One evening a few weeks ago, I attended the local Academy of Medicine meeting. I was just inside the door taking my coat off when our executive director approached me.
"There's a news team here looking for someone to interview about the flu outbreak. Could you help them?"
He went on to say that the news crew had been waiting for an Infectious Disease doc to walk through the door, but they were getting impatient. Feeling my Family Medicine pride swell within me (along with the stage "ham" who can't resist a chance to perform), I said, "yes."
I have some definite workaholic tendencies, so I try to think about most requests for 24 hours before responding. I've gotten better at saying "no" over the last few years, especially to projects that don't meet my own professional goals.
But the spontaneous "yes" moments in my life - those moments where my limbic system leapt ahead of the rest of my brain and I said "yes" with magnificent joy - have all led to good things (my husband, my fellowship, my stage experiences). In those moments, the "yes" erupted from a place so deep inside of me that I may never access it consciously.

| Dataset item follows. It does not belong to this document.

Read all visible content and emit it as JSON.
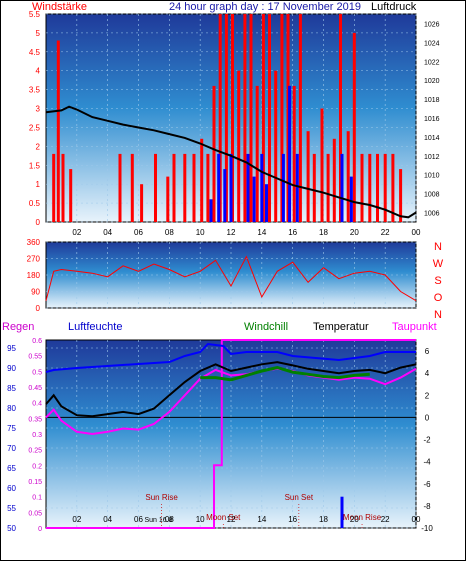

Last night's "yes" definitely came from that same inaccessible place. As a family doc, I often feel like I am fighting a war against all of the mis-information that my patients come across. They didn't go to medical school, and I know it's unfair to expect them to recognize Dr. Oz's propensity to recommend non-evidence based treatments or Jenny McCarthy's insane reasoning regarding vaccines.
Each of us in medicine can be part of the solution. In my prior city, I contributed a short patient education column about every other month to a neighborhood paper. I like to write, I like to stand up in front of people, and, most importantly, I like to promote Family Medicine and honest health information every chance I get.
And, if I convinced just one person watching the evening news last night to get a flu shot, it'll have been worth it.